Pennies Saved

They may not be able to drive for another decade, but the most coveted grown-up possession in the minds of the grade-school kids Nan Cohen has met is a hot set of wheels: the Hummer H2 and Mini Cooper, in that order.

Cohen, a certified financial planner at Cleveland Financial Group in Solon, helped devise an eight-week program to teach kids in second and third grades not only the value of a dollar, but also what they can do with it. Her "Value of Money" program introduces kids to such concepts as spending, investing, savings and philanthropy by way of a transparent piggy bank divided into quarters.

"You'd be amazed how much they know about money," Cohen says. "I'm in my mid-40s and when I was growing up you didn't talk about money. Money was almost a taboo subject — a 'birds and the bees' topic. ... They really have an amazing grasp. And they're still at an age where they really learn."

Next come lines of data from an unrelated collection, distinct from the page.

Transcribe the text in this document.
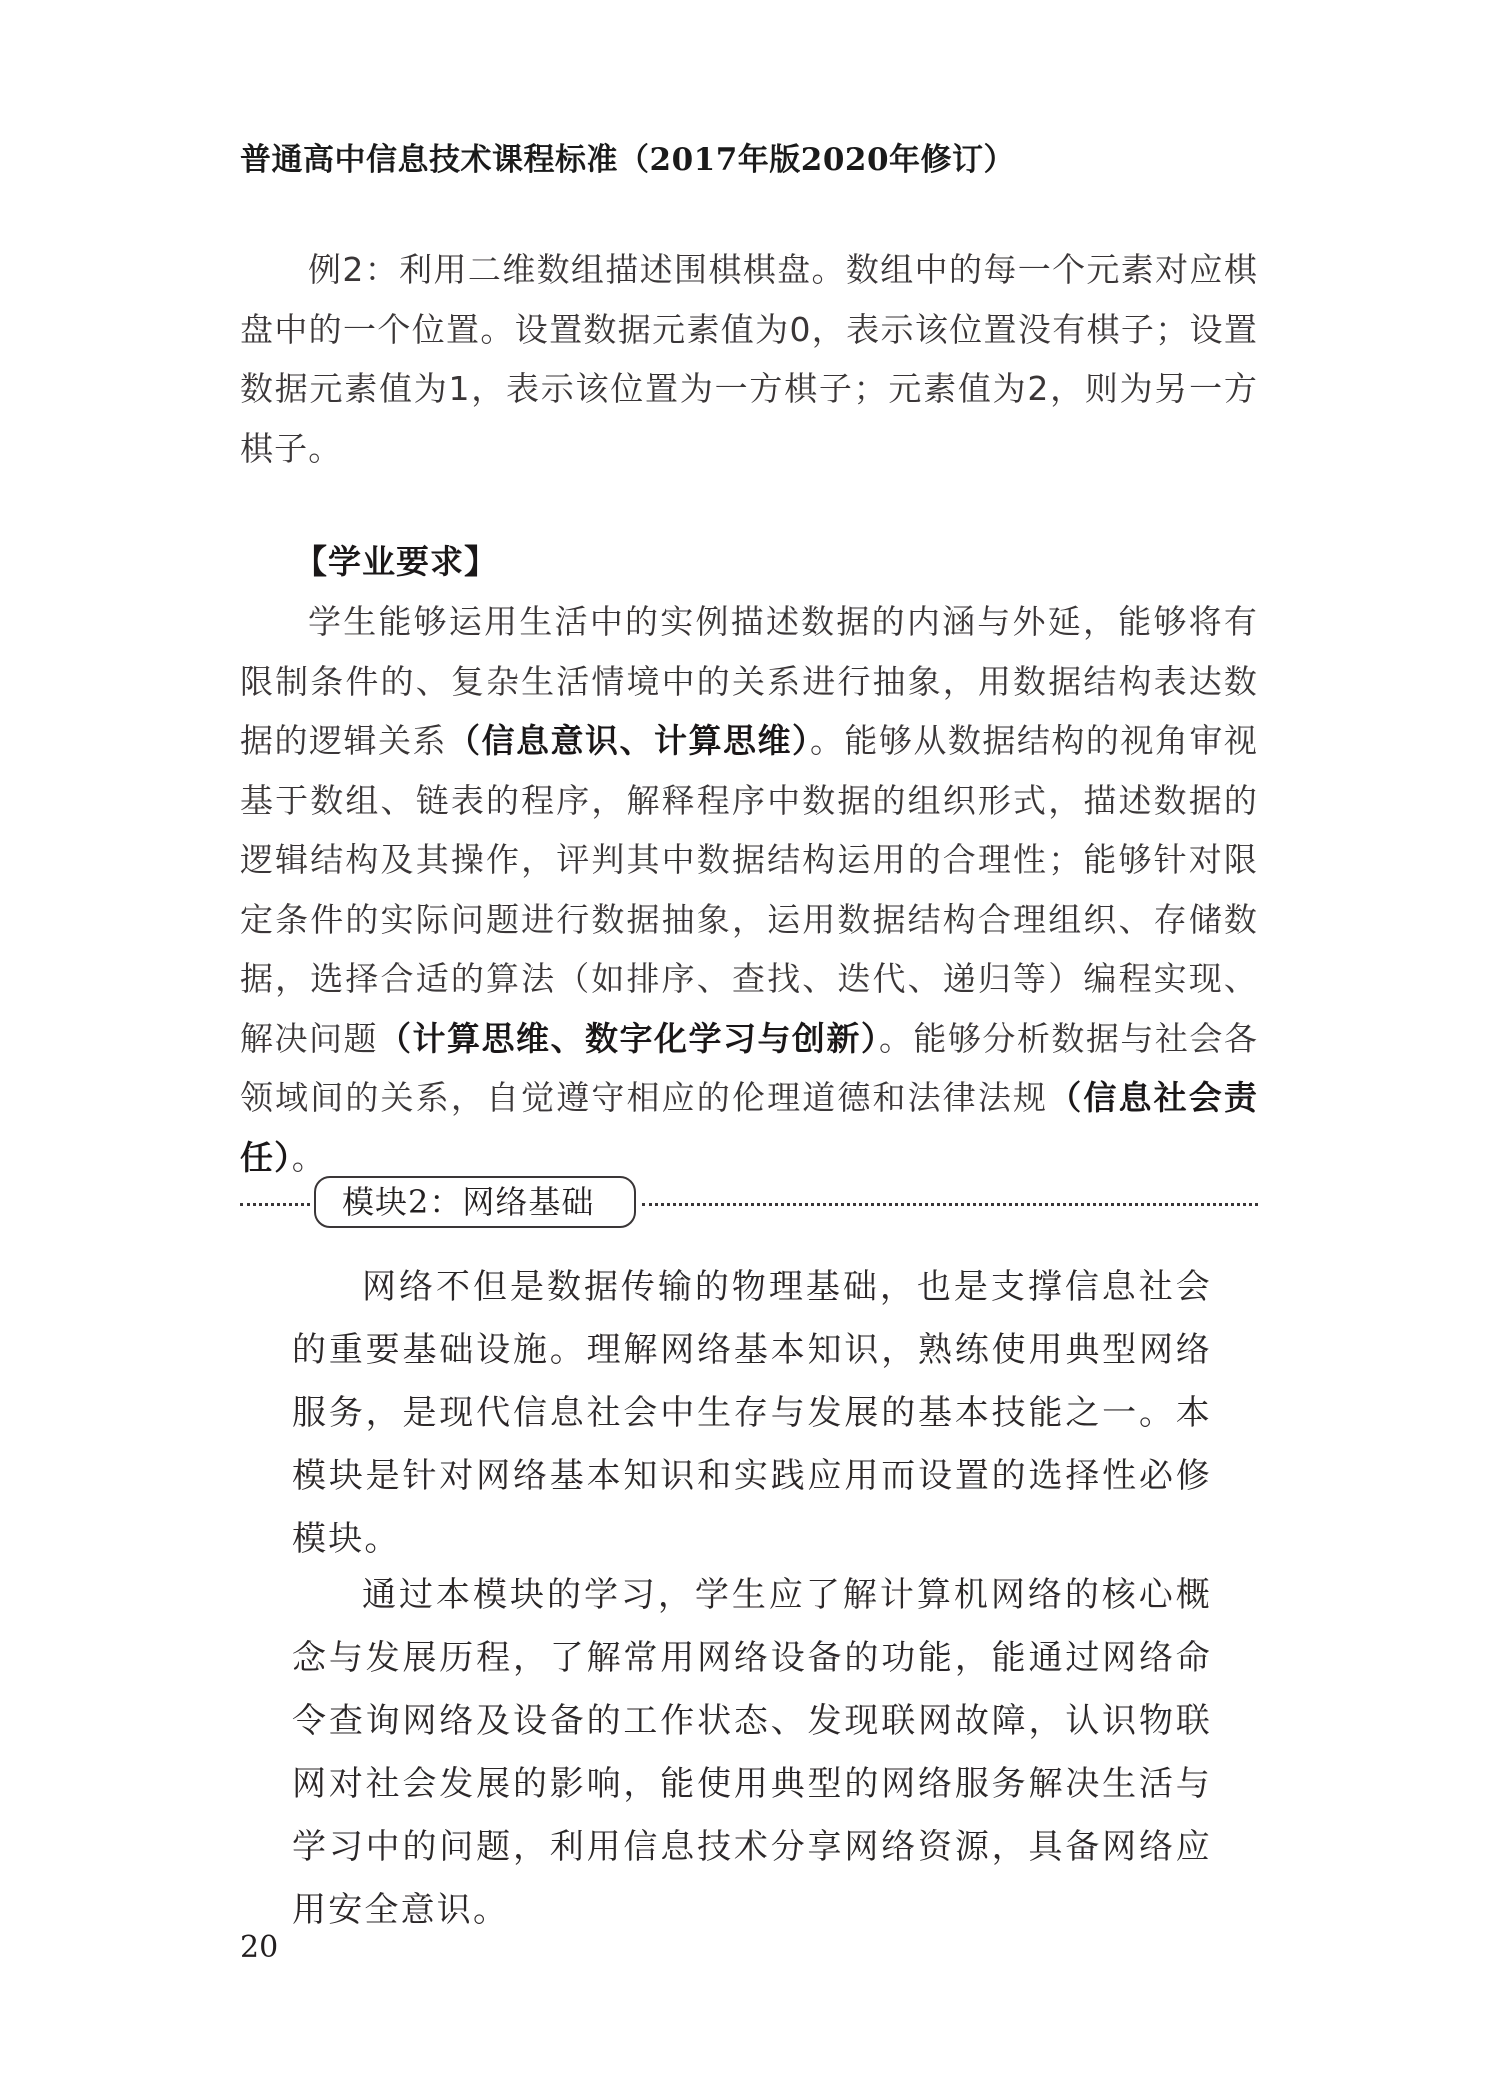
普通高中信息技术课程标准（2017年版2020年修订）

例2：利用二维数组描述围棋棋盘。数组中的每一个元素对应棋盘中的一个位置。设置数据元素值为0，表示该位置没有棋子；设置数据元素值为1，表示该位置为一方棋子；元素值为2，则为另一方棋子。

【学业要求】

学生能够运用生活中的实例描述数据的内涵与外延，能够将有限制条件的、复杂生活情境中的关系进行抽象，用数据结构表达数据的逻辑关系（信息意识、计算思维）。能够从数据结构的视角审视基于数组、链表的程序，解释程序中数据的组织形式，描述数据的逻辑结构及其操作，评判其中数据结构运用的合理性；能够针对限定条件的实际问题进行数据抽象，运用数据结构合理组织、存储数据，选择合适的算法（如排序、查找、迭代、递归等）编程实现、解决问题（计算思维、数字化学习与创新）。能够分析数据与社会各领域间的关系，自觉遵守相应的伦理道德和法律法规（信息社会责任）。

模块2：网络基础

网络不但是数据传输的物理基础，也是支撑信息社会的重要基础设施。理解网络基本知识，熟练使用典型网络服务，是现代信息社会中生存与发展的基本技能之一。本模块是针对网络基本知识和实践应用而设置的选择性必修模块。

通过本模块的学习，学生应了解计算机网络的核心概念与发展历程，了解常用网络设备的功能，能通过网络命令查询网络及设备的工作状态、发现联网故障，认识物联网对社会发展的影响，能使用典型的网络服务解决生活与学习中的问题，利用信息技术分享网络资源，具备网络应用安全意识。

20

Ωchools that participated in the 2003 inaugural program included Orange School District, Kenston Local and Agnon Schools. Lincoln Financial Group, the parent company of Cleveland Financial Group, will test the program in four other markets before rolling it out nationally.

"The teachers tell us the kids paid more attention to this section than any special section they've ever taught," Cohen says. "The workbook and the pig and the curriculum — it's all designed to be a fun experience."